How are your HD DVRs/Receivers networked together?
Who installed your WHDVR equipment? When?
Have you always had this problem?
If you go to the source (server) DVR, can you play that show fine there?


----------



## Southpaw (May 3, 2007)

It's an H21-200.
DirecTV installed it about 16 months ago.
Can play source program fine from DVR it was recorded on.
Tested network connection on problem DVR and network is fine. But under whole home DVR menu, it indicates no networked DVRs found.

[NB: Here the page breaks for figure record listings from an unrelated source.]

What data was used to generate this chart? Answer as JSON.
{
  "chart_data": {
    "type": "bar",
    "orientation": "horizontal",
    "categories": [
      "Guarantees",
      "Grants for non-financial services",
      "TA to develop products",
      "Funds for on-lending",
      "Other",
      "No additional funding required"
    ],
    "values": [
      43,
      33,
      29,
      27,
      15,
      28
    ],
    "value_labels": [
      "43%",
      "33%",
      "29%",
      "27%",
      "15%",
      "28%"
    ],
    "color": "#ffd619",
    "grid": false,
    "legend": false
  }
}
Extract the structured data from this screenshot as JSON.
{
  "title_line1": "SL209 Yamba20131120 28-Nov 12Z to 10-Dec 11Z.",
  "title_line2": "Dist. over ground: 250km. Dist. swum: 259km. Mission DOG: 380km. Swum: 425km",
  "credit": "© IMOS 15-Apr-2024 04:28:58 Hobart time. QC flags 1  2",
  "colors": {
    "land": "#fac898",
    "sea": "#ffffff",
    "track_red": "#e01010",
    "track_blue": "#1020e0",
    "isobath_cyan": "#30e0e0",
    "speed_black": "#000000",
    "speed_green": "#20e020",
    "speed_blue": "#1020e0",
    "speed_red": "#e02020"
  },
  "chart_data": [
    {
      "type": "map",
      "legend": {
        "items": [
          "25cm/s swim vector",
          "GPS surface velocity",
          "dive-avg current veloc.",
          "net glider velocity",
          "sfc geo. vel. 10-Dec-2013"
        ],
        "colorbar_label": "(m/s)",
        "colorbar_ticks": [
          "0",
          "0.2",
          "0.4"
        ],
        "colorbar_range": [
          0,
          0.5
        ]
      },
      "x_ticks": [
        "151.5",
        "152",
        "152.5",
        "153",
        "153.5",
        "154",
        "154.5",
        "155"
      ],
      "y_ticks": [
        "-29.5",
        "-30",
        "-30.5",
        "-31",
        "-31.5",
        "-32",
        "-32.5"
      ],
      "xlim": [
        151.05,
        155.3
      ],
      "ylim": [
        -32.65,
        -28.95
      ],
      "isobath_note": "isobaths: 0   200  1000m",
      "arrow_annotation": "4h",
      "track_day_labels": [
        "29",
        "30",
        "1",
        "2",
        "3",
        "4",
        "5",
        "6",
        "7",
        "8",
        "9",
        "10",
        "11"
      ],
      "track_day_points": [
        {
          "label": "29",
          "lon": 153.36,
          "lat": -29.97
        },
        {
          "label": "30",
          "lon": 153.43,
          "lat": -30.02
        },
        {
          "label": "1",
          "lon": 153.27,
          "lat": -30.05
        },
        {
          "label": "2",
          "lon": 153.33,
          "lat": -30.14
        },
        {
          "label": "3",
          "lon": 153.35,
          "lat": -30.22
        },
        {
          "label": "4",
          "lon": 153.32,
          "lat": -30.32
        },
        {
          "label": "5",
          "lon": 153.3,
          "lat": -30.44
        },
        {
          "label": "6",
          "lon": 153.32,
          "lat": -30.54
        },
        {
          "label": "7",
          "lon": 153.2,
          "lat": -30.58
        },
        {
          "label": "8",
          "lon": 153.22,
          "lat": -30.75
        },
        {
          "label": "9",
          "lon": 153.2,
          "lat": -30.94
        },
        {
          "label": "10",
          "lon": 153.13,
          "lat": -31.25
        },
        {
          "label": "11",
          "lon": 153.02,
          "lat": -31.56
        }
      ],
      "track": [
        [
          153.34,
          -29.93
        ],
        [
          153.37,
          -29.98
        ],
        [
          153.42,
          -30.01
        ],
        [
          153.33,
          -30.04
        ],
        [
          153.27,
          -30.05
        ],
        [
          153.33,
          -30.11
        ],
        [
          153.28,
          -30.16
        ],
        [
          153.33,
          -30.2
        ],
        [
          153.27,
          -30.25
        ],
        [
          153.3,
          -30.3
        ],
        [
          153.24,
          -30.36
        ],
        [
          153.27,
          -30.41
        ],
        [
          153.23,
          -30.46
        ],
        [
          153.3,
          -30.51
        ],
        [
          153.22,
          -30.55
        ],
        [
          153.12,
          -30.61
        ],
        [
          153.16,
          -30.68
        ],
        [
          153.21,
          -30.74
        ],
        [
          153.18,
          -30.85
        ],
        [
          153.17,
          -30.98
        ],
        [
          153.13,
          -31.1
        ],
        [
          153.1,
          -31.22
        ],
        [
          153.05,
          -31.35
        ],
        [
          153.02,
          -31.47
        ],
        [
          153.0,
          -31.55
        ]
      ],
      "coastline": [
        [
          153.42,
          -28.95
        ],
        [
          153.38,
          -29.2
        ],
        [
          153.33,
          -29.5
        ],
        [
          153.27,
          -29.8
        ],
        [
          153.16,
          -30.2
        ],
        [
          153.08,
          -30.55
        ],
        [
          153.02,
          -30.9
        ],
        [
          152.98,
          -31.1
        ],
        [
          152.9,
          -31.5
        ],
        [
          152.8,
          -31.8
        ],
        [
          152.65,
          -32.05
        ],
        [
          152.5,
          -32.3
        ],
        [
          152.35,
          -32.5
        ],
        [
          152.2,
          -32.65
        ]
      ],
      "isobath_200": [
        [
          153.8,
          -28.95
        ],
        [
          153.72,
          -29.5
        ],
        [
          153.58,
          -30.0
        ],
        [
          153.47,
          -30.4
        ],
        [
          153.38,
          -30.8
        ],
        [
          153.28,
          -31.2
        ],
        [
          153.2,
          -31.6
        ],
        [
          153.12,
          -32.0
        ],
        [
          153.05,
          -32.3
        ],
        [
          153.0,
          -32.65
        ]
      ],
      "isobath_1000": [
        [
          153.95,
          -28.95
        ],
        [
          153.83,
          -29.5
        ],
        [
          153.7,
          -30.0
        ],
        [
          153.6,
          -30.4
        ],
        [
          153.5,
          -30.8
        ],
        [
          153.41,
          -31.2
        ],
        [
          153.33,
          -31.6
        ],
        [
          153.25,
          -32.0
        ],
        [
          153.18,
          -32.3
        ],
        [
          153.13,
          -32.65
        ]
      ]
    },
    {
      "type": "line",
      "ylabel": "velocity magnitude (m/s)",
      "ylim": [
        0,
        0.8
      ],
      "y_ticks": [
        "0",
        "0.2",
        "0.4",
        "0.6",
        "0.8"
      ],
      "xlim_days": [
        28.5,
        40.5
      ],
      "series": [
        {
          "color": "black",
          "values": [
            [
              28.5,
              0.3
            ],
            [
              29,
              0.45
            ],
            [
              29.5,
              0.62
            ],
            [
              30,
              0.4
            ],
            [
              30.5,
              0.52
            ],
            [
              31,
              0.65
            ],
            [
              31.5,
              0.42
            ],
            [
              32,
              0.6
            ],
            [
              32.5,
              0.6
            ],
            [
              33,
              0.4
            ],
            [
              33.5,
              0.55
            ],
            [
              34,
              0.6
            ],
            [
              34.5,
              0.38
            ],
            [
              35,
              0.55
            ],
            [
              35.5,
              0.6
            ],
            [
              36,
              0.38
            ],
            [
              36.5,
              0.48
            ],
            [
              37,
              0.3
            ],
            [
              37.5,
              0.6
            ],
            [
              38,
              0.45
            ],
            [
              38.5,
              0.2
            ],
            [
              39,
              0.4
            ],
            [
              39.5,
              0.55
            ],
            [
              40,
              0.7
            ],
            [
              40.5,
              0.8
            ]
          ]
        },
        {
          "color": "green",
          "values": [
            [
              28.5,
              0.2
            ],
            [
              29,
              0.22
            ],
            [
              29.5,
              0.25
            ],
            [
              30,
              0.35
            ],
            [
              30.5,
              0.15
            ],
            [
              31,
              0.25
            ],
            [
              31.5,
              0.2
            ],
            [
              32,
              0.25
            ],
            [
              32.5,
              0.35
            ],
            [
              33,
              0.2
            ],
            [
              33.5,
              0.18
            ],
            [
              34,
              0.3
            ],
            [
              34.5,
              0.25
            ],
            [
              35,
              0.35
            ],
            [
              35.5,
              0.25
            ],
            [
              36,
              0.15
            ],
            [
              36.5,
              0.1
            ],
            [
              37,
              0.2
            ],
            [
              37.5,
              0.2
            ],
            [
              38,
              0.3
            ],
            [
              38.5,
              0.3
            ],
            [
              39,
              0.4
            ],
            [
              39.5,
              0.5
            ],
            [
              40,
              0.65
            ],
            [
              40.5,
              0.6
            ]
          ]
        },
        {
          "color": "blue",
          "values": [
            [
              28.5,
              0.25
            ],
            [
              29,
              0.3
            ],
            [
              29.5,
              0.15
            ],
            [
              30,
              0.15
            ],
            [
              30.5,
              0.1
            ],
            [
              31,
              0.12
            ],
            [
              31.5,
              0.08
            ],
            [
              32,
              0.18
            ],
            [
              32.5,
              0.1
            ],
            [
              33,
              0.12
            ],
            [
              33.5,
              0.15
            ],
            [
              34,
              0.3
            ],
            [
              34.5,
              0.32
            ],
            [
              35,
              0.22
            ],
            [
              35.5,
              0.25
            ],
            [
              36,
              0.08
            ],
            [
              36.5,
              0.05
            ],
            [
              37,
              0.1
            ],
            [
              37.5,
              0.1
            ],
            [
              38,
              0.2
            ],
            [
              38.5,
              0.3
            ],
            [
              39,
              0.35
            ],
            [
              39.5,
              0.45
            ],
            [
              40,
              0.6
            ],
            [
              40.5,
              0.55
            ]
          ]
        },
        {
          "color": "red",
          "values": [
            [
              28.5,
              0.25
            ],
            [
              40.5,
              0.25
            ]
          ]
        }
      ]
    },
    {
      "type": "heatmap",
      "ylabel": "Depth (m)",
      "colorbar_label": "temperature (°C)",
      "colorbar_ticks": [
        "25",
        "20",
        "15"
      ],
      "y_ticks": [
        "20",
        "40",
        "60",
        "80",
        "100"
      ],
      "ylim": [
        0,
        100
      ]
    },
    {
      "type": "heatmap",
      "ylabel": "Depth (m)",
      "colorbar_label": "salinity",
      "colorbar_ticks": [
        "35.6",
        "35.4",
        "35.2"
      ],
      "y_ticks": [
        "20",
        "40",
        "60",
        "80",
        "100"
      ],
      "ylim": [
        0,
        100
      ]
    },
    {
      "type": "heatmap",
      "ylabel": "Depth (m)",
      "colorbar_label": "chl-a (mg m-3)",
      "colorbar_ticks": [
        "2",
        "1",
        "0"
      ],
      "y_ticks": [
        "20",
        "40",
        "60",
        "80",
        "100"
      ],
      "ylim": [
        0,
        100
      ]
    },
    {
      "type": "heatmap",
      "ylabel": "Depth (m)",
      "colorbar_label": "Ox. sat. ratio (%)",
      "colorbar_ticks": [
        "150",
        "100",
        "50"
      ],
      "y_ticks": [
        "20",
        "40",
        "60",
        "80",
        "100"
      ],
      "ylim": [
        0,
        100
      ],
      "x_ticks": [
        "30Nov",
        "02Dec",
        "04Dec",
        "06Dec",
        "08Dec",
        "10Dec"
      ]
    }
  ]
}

Problem started happening about a week ago and occurs daily.


----------



## The Merg (Jun 24, 2007)

1. Power down each of your receivers (use the menu to perform a reset and when the receivers power off, unplug them right before they power back on).
2. Unplug your SWM PI
3. Unplug your router
4. Wait 30 seconds
5. Plug in your router
6. Wait 30 seconds after it completely starts up
7. Plug in the SWM PI
8. Wait 30 seconds
9. Plug in your DVR
10. Wait for it to completely power up
11. Plug in your H21 receiver

Let us know if that works. If not, we'll try something else.

- Merg


----------



## deanandmaria (Feb 28, 2012)

This happened to me and it ended up being a router problem. Something to do with the lease on the ip addresses. I was able to solve it by dedicating a specific IP address to the receiver and it's worked flawlessly ever since.


----------



## Jacob Braun (Oct 6, 2011)

Southpaw said:


> It's an H21-200.
> DirecTV installed it about 16 months ago.
> Can play source program fine from DVR it was recorded on.
> Tested network connection on problem DVR and network is fine. But under whole home DVR menu, it indicates no networked DVRs found.
> ...


It's normal for it to say no networked DVRs found on your HD-DVR if you only have one HD-DVR in your network (it does not count itself in your networked DVRs).
What is your HD-DVR? If it's an HR24 do you have an ethernet port in it?


----------



## The Merg (Jun 24, 2007)

deanandmaria said:


> This happened to me and it ended up being a router problem. Something to do with the lease on the ip addresses. I was able to solve it by dedicating a specific IP address to the receiver and it's worked flawlessly ever since.


If my above steps didn't resolve the issue, that would be my next suggestion...

http://www.dbstalk.com/topic/175999-multiroom-viewing-connection-issues-faq/

- Merg


----------